Disadvantages of radioembolization
Although the procedure is minimally invasive, it has some drawbacks. Radioembolization can cause side effects such as nausea, vomiting, low blood counts, or infection. Patients may need time off work and may have restrictions on their activities for a few days after treatment. More serious complications are rare but can happen. Radioembolization is not appropriate for all patients and should only be used in people who cannot have surgery or who have not responded well to conventional treatments like chemotherapy or radiation therapy.
Who is a candidate for radioembolization?
Y-92 Albuquerque is an option for patients who cannot have surgery but have been told they need treatment for their liver cancer. Patients are examined by a physician or radiation oncologist and if the patient qualifies, then a CT scan is done of the abdomen and pelvis to pinpoint the tumor. Radioactive beads are then inserted into the vein that feeds blood to the tumor, which makes it shrink. The patient must be healthy enough for general anesthesia and not pregnant because of potential risks from radiation exposure. Patients should also not be allergic to iodine or shellfish because of potential side effects from these substances during injection into a vein. Before undergoing this procedure, you may want to ask your doctor about any possible benefits vs. risks and how long you can expect to feel after the procedure.
How to prepare for radioembolization
The best way to prepare for radioembolization is by being in good health, eating a well-balanced diet, and getting plenty of rest. You should also stop smoking before the procedure.
When you arrive at the hospital, your doctor will draw blood and test it for clotting ability and signs of infection. After this process is completed, you will be given a radioactive isotope called yttrium Y-92 which will be injected into your arm intravenously. Next, they will place a tiny glass or resin beads filled with the radioactive isotope Y-92 inside the blood vessels that feed a tumor. Once the radioactive material is inside these vessels, they are heated up so that the particles cannot escape.
The entire procedure usually takes about 2 hours and may cause some discomfort during or after treatment such as fatigue, nausea, or vomiting (though medication can help reduce these symptoms). It is not necessary to stay overnight at the hospital but if you do need assistance post-treatment contact our nursing staff immediately.
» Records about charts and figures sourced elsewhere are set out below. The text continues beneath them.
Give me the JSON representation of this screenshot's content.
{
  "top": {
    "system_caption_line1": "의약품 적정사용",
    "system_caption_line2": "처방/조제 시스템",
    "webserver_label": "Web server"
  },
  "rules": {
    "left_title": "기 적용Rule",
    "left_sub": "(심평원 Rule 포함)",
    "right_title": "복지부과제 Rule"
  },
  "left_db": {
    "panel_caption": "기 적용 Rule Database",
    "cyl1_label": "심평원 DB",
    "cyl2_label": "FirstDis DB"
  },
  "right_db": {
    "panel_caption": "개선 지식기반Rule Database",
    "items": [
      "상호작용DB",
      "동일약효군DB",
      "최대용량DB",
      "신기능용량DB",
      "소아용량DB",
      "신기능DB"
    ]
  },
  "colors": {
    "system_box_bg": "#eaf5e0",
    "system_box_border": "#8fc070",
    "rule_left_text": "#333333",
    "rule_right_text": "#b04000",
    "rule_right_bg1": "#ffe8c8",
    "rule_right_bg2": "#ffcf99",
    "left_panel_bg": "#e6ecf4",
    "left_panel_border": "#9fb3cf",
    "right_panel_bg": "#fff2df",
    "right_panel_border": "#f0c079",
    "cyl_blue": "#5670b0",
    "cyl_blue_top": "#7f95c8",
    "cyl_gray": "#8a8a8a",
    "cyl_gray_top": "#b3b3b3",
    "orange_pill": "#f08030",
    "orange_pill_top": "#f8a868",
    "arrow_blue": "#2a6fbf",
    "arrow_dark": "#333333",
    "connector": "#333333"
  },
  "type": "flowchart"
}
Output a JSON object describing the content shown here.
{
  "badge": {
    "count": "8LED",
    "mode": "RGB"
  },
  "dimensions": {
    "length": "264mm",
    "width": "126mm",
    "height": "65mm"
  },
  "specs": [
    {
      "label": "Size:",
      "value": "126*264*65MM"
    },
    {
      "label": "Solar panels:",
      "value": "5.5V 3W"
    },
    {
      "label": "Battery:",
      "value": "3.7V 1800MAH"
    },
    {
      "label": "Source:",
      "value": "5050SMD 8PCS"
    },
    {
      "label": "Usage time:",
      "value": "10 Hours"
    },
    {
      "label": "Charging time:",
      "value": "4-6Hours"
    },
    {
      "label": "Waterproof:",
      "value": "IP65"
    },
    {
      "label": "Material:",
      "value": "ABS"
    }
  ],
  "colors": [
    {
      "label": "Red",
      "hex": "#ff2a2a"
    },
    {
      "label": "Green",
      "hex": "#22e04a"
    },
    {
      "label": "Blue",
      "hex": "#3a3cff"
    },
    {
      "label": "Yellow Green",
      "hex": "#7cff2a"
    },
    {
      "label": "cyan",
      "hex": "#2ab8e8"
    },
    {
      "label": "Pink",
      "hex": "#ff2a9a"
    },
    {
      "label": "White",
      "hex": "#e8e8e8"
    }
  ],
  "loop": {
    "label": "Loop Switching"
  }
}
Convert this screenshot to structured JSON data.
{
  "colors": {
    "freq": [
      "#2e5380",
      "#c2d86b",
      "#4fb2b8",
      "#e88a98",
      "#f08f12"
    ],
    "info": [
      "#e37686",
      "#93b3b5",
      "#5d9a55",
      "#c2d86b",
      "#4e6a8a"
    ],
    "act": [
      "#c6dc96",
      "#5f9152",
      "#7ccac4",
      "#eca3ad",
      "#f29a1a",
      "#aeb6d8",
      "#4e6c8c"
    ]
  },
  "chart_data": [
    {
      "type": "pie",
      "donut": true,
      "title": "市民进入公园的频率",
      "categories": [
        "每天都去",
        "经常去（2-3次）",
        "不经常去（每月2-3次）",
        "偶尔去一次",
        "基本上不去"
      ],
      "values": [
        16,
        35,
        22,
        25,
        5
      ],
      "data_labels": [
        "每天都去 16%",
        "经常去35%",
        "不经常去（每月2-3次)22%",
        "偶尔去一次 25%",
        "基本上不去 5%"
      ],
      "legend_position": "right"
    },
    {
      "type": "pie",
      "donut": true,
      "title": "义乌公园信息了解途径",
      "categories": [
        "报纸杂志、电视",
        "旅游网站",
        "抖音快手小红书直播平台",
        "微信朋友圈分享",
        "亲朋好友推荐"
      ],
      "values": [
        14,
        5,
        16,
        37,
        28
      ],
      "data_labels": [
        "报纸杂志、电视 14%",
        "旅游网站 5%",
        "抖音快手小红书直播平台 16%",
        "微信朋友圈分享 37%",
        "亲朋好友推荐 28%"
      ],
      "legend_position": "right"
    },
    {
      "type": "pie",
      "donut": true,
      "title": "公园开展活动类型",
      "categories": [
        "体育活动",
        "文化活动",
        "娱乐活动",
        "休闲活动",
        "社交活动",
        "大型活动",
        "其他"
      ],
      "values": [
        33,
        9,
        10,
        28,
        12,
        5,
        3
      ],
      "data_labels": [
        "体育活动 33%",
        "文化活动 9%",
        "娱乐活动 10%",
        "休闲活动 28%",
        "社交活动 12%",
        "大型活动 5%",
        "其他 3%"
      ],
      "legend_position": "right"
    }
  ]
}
What to expect during and after radioembolization
Y-92 Albuquerque is a minimally invasive procedure that combines embolization and radiation therapy to treat liver cancer. Tiny glass or resin beads filled with the radioactive isotope yttrium Y-92 are placed inside the blood vessels that feed a tumor. This treatment can be used for patients who do not have any other options or for those who have not responded well to chemotherapy. It is also an alternative for patients who refuse surgery. Radioembolization may result in side effects including nausea, vomiting, diarrhea, fever, decreased appetite, hair loss, and fatigue. Patients may experience nausea and vomiting during or immediately after the procedure which will last about 24 hours.
Risks and side effects of radioembolization
Side effects of radioembolization can include fever, nausea, abdominal pain, and diarrhea. Radioactive yttrium Y-92 is excreted through the urine for up to 6 weeks after the procedure and may be detected by a Geiger counter. Patients are typically advised not to have any contact with pregnant women or children during this time period. You should avoid being near people who are likely to get an X-ray in the next six weeks. If you need an X-ray at any time, tell your doctor that you had a Y-92 Albuquerque treatment so he or she will know how much radiation dose to give you.